Funny as they are, some of these sports quips and anecdotes tend to outlast the matches themselves. One such anecdote was shared with me by a friend, Shamik Banerjee, a Delhi-based journalist and a devoted sports enthusiast if I ever saw one. It dates back to 2002, when the FIFA World Cup was held in Asia for the first time. In those days, television sets were still rare in his  Bengal town, but his uncle—who lived across the street—had bought a colour TV expressly for the tournament. Each evening, neighbours gathered at his house to watch the matches.

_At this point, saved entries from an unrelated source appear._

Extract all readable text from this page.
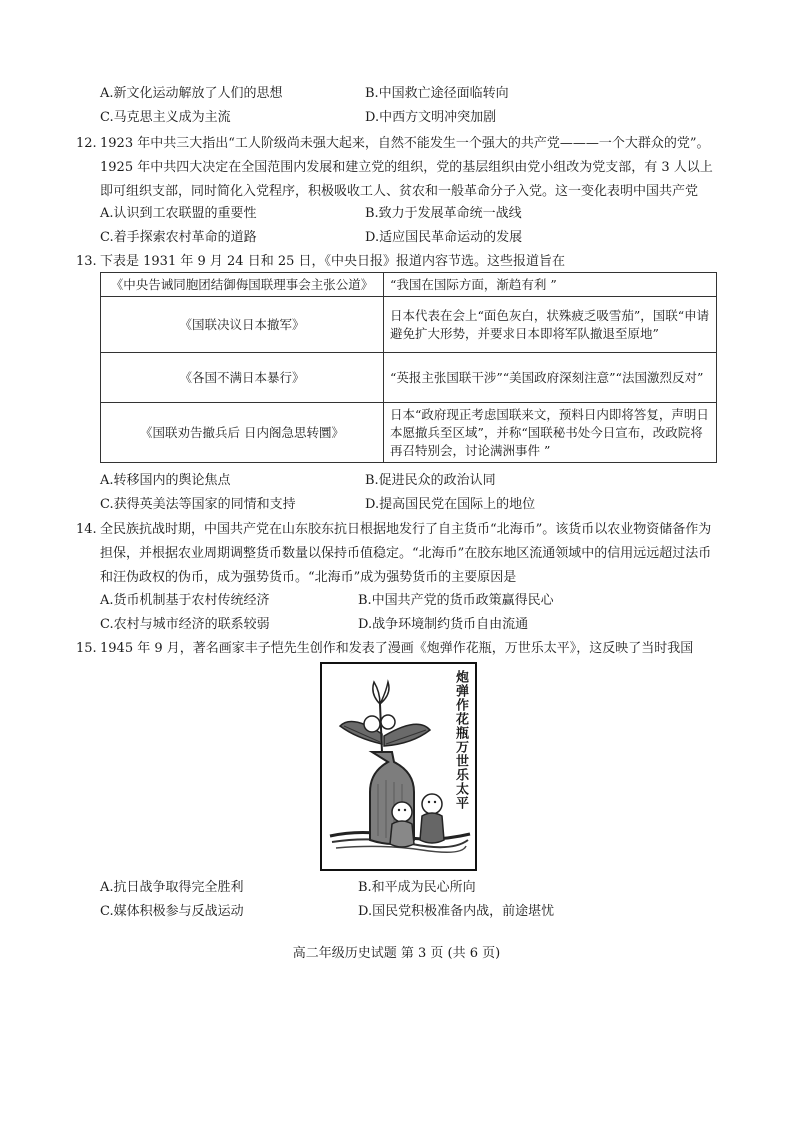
A.新文化运动解放了人们的思想	B.中国救亡途径面临转向
C.马克思主义成为主流	D.中西方文明冲突加剧
12. 1923 年中共三大指出“工人阶级尚未强大起来，自然不能发生一个强大的共产党———一个大群众的党”。1925 年中共四大决定在全国范围内发展和建立党的组织，党的基层组织由党小组改为党支部，有 3 人以上即可组织支部，同时简化入党程序，积极吸收工人、贫农和一般革命分子入党。这一变化表明中国共产党
A.认识到工农联盟的重要性	B.致力于发展革命统一战线
C.着手探索农村革命的道路	D.适应国民革命运动的发展
13. 下表是 1931 年 9 月 24 日和 25 日，《中央日报》报道内容节选。这些报道旨在
《中央告诫同胞团结御侮国联理事会主张公道》	“我国在国际方面，渐趋有利 ”
《国联决议日本撤军》	日本代表在会上“面色灰白，状殊疲乏吸雪茄”，国联“申请避免扩大形势，并要求日本即将军队撤退至原地”
《各国不满日本暴行》	“英报主张国联干涉”“美国政府深刻注意”“法国激烈反对”
《国联劝告撤兵后 日内阁急思转圜》	日本“政府现正考虑国联来文，预料日内即将答复，声明日本愿撤兵至区域”，并称“国联秘书处今日宣布，改政院将再召特别会，讨论满洲事件 ”
A.转移国内的舆论焦点	B.促进民众的政治认同
C.获得英美法等国家的同情和支持	D.提高国民党在国际上的地位
14. 全民族抗战时期，中国共产党在山东胶东抗日根据地发行了自主货币“北海币”。该货币以农业物资储备作为担保，并根据农业周期调整货币数量以保持币值稳定。“北海币”在胶东地区流通领域中的信用远远超过法币和汪伪政权的伪币，成为强势货币。“北海币”成为强势货币的主要原因是
A.货币机制基于农村传统经济	B.中国共产党的货币政策赢得民心
C.农村与城市经济的联系较弱	D.战争环境制约货币自由流通
15. 1945 年 9 月，著名画家丰子恺先生创作和发表了漫画《炮弹作花瓶，万世乐太平》，这反映了当时我国
炮弹作花瓶万世乐太平
A.抗日战争取得完全胜利	B.和平成为民心所向
C.媒体积极参与反战运动	D.国民党积极准备内战，前途堪忧
高二年级历史试题 第 3 页 (共 6 页)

“My best memory from that World Cup was, obviously, the final—Brazil vs Germany at Yokohama,” Banerjee told me. Following in his father's footsteps, he supported Brazil and, like most of the world that summer, pledged allegiance to Ronaldo Nazario (and his iconic haircut). On the day of the final, the house was full. “My father got two roses from a plant in our backyard and placed them on the TV top,” recounted Banerjee. “It was a good luck charm.”

The first half passed without incident. Ten minutes of the second half went the same way. Anxiety began to settle in. That was when his father, struck by a sudden conviction, widened the gap between the two flowers on the TV top. The logic, as he explained it, was simple: widen the gap, open the goalposts, invite a breakthrough. The result? Minutes later, Ronaldo scored. Then he scored again. Brazil were champions.

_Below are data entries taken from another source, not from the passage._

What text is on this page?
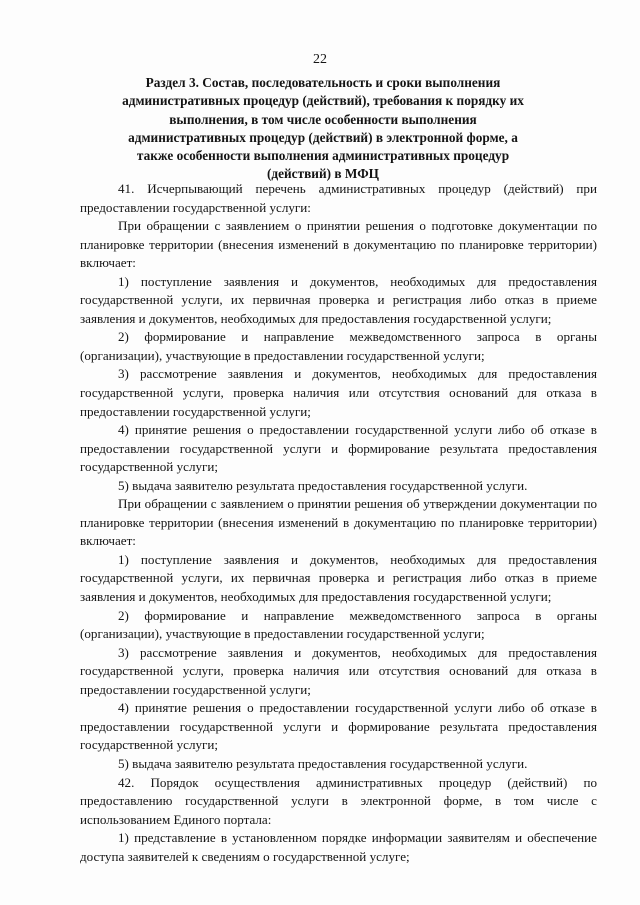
22
Раздел 3. Состав, последовательность и сроки выполнения административных процедур (действий), требования к порядку их выполнения, в том числе особенности выполнения административных процедур (действий) в электронной форме, а также особенности выполнения административных процедур (действий) в МФЦ

41. Исчерпывающий перечень административных процедур (действий) при предоставлении государственной услуги:

При обращении с заявлением о принятии решения о подготовке документации по планировке территории (внесения изменений в документацию по планировке территории) включает:

1) поступление заявления и документов, необходимых для предоставления государственной услуги, их первичная проверка и регистрация либо отказ в приеме заявления и документов, необходимых для предоставления государственной услуги;

2) формирование и направление межведомственного запроса в органы (организации), участвующие в предоставлении государственной услуги;

3) рассмотрение заявления и документов, необходимых для предоставления государственной услуги, проверка наличия или отсутствия оснований для отказа в предоставлении государственной услуги;

4) принятие решения о предоставлении государственной услуги либо об отказе в предоставлении государственной услуги и формирование результата предоставления государственной услуги;

5) выдача заявителю результата предоставления государственной услуги.

При обращении с заявлением о принятии решения об утверждении документации по планировке территории (внесения изменений в документацию по планировке территории) включает:

1) поступление заявления и документов, необходимых для предоставления государственной услуги, их первичная проверка и регистрация либо отказ в приеме заявления и документов, необходимых для предоставления государственной услуги;

2) формирование и направление межведомственного запроса в органы (организации), участвующие в предоставлении государственной услуги;

3) рассмотрение заявления и документов, необходимых для предоставления государственной услуги, проверка наличия или отсутствия оснований для отказа в предоставлении государственной услуги;

4) принятие решения о предоставлении государственной услуги либо об отказе в предоставлении государственной услуги и формирование результата предоставления государственной услуги;

5) выдача заявителю результата предоставления государственной услуги.

42. Порядок осуществления административных процедур (действий) по предоставлению государственной услуги в электронной форме, в том числе с использованием Единого портала:

1) представление в установленном порядке информации заявителям и обеспечение доступа заявителей к сведениям о государственной услуге;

“A lot of time has passed since,” Banerjee said. “My dad doesn’t watch football anymore. But that day made me a football fan—for the first time, and for the rest of my life.”

With these thoughts in mind, one begins to read the quote by Cantona less as provocation and more as a metaphor. As the trawler of sport trundles along, breathing and blaring, we—loyal seagulls—hover over it, awaiting something worth pecking at: heartfelt exchanges, passing absurdities, or the old, well-timed lampoon.